Serge Molla ouvre la réception du Jury œcuménique par Mr le maire David Lisnard à l’Hôtel de Ville par ces quelques mots :
Monsieur le maire, Mesdames et Messieurs les élus,
Je tiens avant tout à vous remercier chaleureusement d’accueillir comme chaque année le Jury œcuménique en votre mairie, et je le fais au nom des deux associations internationales, à savoir SIGNIS, l’Association catholique mondiale pour la communication, et INTERFILM, l’organisation protestante internationale de cinéma.
Vous le savez, le Jury œcuménique, fête cette année son 50e anniversaire. Il a pour vocation d’être attentif à l’humain et à sa dimension spirituelle, ce qui explique pourquoi au cœur des films les visages retiennent tant l’attention de nos jurys depuis des années. Ne dit-on pas volontiers qu’il est fenêtre de l’âme ? Il n’est qu’à songer par exemple au film magnifique Paris,Texas, restauré et présenté à Cannes Classics, film de Wim Wenders qui recevra samedi prochain le prix spécial 50 ans du Jury œcuménique.
S’il y a quantité de gens, il y a encore beaucoup plus de visages, notait Rilke, car chacun a en plusieurs. Pourtant le visage se dérobe tout autant qu’il se livre. C’est dire qu’il fait écran. Il tend un piège dans lequel on tombe si on manque d’attention et alors on dévisage, c’est-à-dire qu’on endommage autrui de son regard. Mais le visage traduit en même temps l’identité profonde de l’autre, qui s’il est vraiment regardé, permet d’envisager une véritable rencontre.

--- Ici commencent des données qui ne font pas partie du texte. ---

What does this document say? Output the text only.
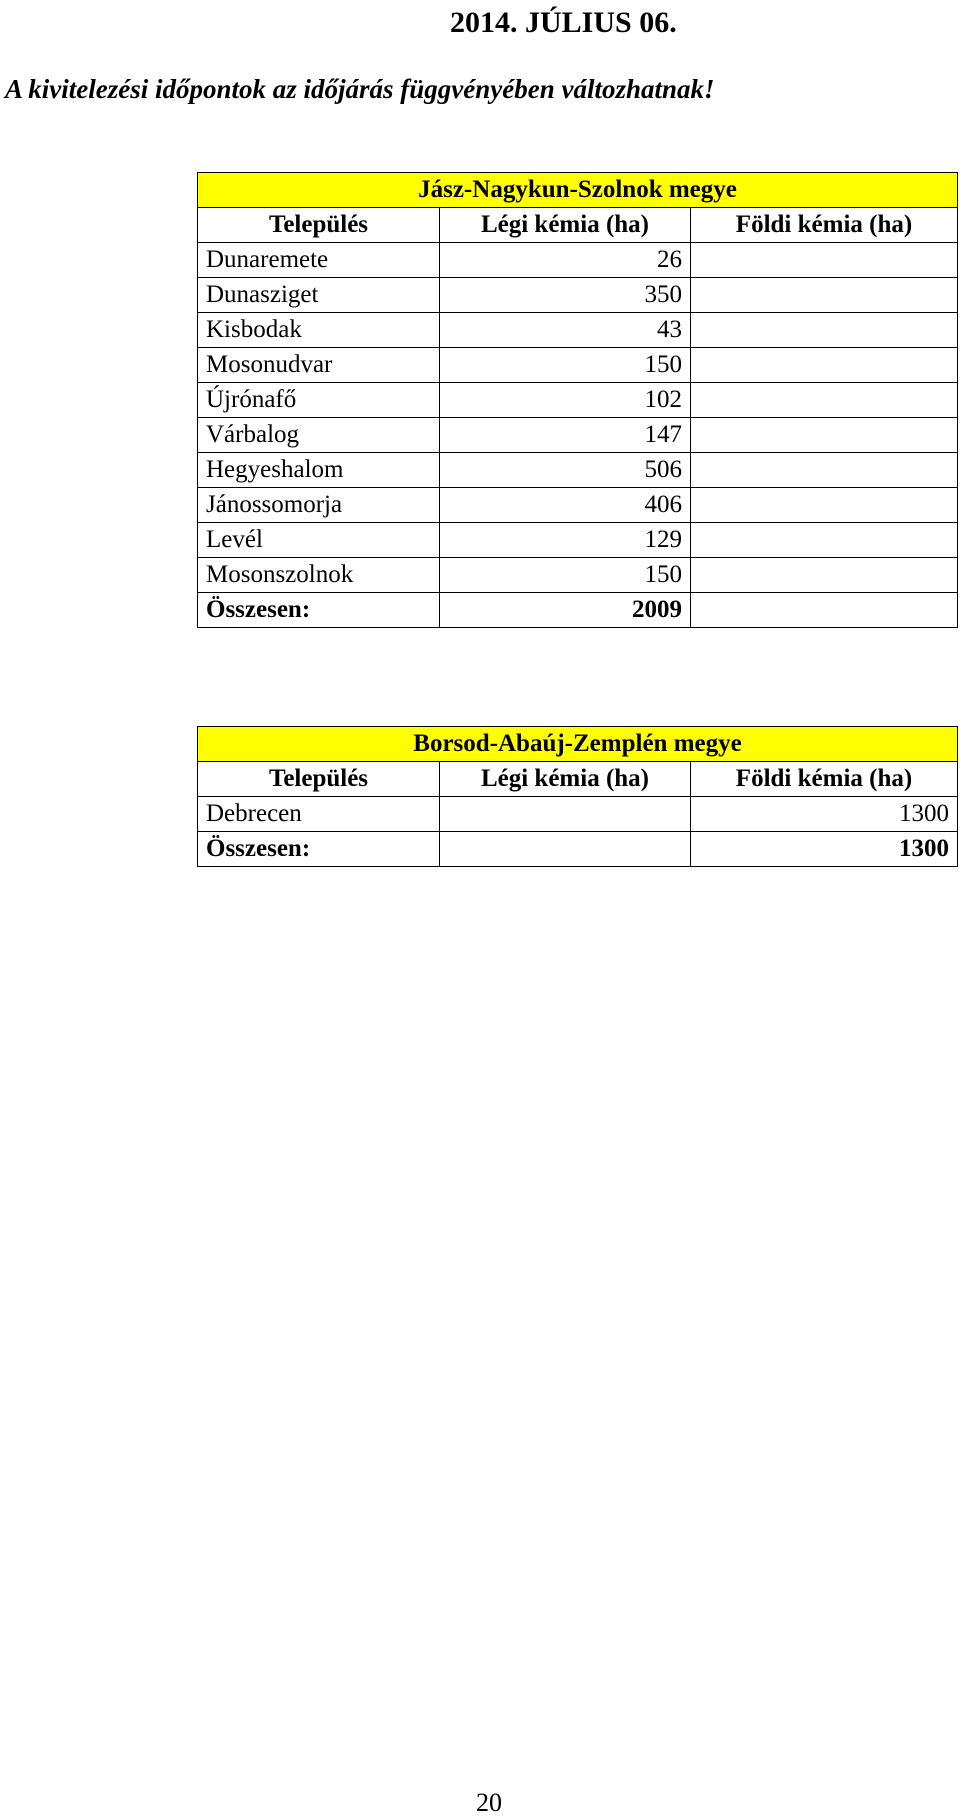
2014. JÚLIUS 06.
A kivitelezési időpontok az időjárás függvényében változhatnak!
Jász-Nagykun-Szolnok megye		
Település	Légi kémia (ha)	Földi kémia (ha)
Dunaremete	26	
Dunasziget	350	
Kisbodak	43	
Mosonudvar	150	
Újrónafő	102	
Várbalog	147	
Hegyeshalom	506	
Jánossomorja	406	
Levél	129	
Mosonszolnok	150	
Összesen:	2009	
Borsod-Abaúj-Zemplén megye		
Település	Légi kémia (ha)	Földi kémia (ha)
Debrecen		1300
Összesen:		1300
20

Or le regard suppose de la lumière, ce que tout cinéaste et chef opérateur de talent sait bien. C’est pourquoi leurs œuvres « ne rendent pas le visible, mais elles rendent visible », selon la belle formule du peintre suisse Paul Klee. Le regard porté par le cinéaste devient ainsi analogue à celui de l’artiste qui avait sculpté un cheval dans la pierre et qu’interroge un enfant : « Comment as-tu su qu’il y avait un cheval dans la pierre ? »
Autant dire que les grands cinéastes primés par le Jury œcuménique sont de ceux qui renouvellent notre regard. Ils nous apprennent à moins dévisager autrui qu’ils n’invitent à la rencontre de visage à visage. Et d’ailleurs Judith Godrèche l’a rappelé avec force avec son court-métrage Moi aussi sur tant de femmes auxquelles elle rend un visage, une dignité, court-métrage aussi nécessaire qu’important. C’est dire en un mot que les cinéastes nous invitent à regarder, c’est-à-dire à garder deux fois : une fois par les yeux, la seconde par le cœur.
Alors merci Monsieur le Maire, de permettre chaque année au Jury œcuménique non seulement d’envisager peut-être une véritable rencontre avec vous, mais de la vivre. De tout cœur, merci.